Postby jimmylegs » Sun May 28, 2006 5:53 am

hi there, just a thought, whenever my mother has joint pain she goes off sugar and white flour for a while until it goes away. is this a feasible thing for u to consider? (meaning, do u eat white flour and sugar?)

also i recently did a bit of reading on glyconutrients which have immunomodulatory effects possibly beneficial to ms sufferers (boost natural killer cells, which are known to be low in ms ppl just before relapse), and it turns out glucosamine is one of those helpful glyconutrients. (common sense i know, but i never investigated what glucosamine was before! these medical words make sense to me now in a way i could wish they did not!) i do not know if glucosamine by itself boosts natural killer cells. the study i read (which is about CFS - but an immune system is an immune system!) mentions a multi containing 8 monosaccharides. the glucosamine one is N-acetylglucosamine (i researched that outside the context of the article - did not read the full text).

Integr Physiol Behav Sci. 1998 Jul-Sep;33(3):280-7.
The in vitro immunomodulatory effects of glyconutrients on peripheral blood mononuclear cells of patients with chronic fatigue syndrome.
See DM, Cimoch P, Chou S, Chang J, Tilles J.
University of California, Irvine, Department of Medicine, Orange 92668, USA.
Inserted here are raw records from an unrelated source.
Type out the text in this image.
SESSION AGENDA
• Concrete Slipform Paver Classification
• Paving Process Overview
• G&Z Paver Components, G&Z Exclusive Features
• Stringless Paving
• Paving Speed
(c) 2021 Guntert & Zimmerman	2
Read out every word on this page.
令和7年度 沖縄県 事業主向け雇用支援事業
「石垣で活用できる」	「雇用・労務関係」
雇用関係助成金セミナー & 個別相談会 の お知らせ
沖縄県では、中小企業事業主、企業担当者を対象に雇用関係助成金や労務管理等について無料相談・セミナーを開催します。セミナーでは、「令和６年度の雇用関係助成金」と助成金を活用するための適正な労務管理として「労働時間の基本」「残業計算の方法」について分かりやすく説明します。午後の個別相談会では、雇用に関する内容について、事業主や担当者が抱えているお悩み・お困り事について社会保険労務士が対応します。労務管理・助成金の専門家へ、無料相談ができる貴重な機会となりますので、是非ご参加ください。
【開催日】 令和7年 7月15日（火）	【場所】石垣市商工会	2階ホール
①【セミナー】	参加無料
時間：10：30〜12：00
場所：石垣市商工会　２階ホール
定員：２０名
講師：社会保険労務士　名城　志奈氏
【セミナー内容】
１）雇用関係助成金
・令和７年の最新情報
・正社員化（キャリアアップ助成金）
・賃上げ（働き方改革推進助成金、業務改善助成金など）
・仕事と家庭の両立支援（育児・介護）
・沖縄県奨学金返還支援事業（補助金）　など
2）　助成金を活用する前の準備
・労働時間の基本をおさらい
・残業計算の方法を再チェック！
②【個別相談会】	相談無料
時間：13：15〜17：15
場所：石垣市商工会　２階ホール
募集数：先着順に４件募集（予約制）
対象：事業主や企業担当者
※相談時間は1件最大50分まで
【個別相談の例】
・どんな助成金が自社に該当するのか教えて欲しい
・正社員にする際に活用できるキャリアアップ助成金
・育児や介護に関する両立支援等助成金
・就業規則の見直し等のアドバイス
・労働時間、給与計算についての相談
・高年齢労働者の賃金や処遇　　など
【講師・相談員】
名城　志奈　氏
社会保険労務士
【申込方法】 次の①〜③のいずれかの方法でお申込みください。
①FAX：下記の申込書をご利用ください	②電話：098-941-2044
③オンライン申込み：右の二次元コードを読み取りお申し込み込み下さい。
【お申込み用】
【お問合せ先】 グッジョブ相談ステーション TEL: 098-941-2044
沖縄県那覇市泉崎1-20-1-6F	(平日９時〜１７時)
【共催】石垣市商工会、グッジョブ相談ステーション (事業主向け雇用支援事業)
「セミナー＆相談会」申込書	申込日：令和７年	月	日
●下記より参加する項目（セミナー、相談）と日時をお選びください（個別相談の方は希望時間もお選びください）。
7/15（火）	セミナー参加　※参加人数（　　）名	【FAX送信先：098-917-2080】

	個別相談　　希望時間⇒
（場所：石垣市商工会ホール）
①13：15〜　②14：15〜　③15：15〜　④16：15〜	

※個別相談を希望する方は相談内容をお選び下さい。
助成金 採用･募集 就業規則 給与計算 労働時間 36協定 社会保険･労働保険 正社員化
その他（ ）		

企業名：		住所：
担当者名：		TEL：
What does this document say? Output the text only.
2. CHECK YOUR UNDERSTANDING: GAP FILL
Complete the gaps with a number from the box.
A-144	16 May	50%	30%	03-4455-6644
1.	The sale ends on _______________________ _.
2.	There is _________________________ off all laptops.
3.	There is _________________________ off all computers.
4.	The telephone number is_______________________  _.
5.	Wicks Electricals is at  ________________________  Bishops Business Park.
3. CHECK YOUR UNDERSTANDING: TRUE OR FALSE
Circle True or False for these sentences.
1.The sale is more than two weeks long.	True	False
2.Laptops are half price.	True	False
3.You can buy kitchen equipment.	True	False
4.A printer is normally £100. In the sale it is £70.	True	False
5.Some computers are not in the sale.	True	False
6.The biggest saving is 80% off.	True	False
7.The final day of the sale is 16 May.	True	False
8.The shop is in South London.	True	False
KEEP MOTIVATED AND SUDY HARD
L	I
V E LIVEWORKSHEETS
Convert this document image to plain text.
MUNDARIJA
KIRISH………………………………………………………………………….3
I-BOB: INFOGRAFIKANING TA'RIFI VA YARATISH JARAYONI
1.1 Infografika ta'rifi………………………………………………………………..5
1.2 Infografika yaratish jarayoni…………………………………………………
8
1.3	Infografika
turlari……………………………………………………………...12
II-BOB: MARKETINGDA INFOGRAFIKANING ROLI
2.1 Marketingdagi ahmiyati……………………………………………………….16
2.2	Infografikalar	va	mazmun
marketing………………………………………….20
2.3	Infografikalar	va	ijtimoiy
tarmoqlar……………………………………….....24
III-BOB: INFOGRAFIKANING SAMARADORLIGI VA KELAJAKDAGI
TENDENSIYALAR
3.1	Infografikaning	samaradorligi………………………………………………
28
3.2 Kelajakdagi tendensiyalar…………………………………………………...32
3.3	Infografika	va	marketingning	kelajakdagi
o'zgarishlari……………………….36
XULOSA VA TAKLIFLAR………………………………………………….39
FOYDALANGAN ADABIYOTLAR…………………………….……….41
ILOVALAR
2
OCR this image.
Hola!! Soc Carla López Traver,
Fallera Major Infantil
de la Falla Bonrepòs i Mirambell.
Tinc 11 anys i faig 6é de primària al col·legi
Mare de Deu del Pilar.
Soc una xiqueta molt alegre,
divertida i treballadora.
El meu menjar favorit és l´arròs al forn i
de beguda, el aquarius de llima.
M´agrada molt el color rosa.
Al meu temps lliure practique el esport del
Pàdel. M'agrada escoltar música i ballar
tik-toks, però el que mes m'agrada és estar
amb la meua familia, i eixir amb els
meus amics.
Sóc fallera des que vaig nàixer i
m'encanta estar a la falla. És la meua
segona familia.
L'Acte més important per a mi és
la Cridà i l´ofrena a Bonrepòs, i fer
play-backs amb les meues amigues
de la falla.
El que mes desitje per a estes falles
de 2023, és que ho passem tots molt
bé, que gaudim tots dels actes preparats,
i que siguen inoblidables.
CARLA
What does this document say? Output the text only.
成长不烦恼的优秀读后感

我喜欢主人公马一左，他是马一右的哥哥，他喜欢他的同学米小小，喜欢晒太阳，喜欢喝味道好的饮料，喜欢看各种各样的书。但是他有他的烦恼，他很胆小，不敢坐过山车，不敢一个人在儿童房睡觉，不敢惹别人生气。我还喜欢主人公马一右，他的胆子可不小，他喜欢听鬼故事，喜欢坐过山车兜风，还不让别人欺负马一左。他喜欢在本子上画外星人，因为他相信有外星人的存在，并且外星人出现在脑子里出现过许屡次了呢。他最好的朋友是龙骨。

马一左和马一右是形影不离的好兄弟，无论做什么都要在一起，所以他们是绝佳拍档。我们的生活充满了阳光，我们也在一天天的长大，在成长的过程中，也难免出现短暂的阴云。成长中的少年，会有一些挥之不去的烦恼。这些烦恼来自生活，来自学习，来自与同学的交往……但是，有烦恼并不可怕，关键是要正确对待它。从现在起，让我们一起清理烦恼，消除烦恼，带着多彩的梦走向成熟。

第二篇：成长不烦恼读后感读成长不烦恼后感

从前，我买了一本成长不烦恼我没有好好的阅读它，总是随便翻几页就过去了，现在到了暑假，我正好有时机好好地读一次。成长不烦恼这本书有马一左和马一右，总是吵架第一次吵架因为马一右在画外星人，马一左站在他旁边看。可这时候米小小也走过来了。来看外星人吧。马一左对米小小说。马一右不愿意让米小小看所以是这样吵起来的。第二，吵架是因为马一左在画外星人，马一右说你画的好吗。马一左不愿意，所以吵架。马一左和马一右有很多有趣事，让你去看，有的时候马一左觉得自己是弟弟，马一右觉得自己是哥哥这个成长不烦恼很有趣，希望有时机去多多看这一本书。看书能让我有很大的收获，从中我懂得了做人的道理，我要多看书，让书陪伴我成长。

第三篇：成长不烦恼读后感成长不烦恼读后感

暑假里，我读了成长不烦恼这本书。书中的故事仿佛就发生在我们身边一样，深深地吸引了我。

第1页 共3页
In humans, eight monosaccharides are required for the synthesis of glycoproteins. Dietary supplements that supply these crucial sugars are known as glyconutrients. A glyconutrient compound was added to Peripheral Blood Mononuclear Cells (PBMC) isolated from normal controls and patients with the Chronic Fatigue Syndrome (CFS), a disease associated with immune dysregulation. The in vitro immunomodulatory effects were investigated. Cell surface expression of the glycoproteins CD5, CD8, and CD11a were significantly lower in patients with CFS compared to normal controls. Addition of glyconutrient homogenate to PBMC from patients with CFS stimulated with phytohemagglutinin significantly increased the expression of each glycoprotein. Furthermore, natural killer (NK) cell function was reduced in CFS patients. The glyconutrient preparation significantly enhanced NK cell activity versus human herpes virus 6 (HHV-6)-infected H9 cells in an 8 h 51Cr release assay compared to placebo for PBMC from patients with CFS (p< .01). Finally, apoptosis was significantly higher in patients with CFS. The percentage of apoptotic cells was significantly decreased in PBMC from patients with CFS that had been incubated for 48 h with glyconutrients. Thus, glyconutrients improved abnormal immune parameters in vitro in patients with CFS.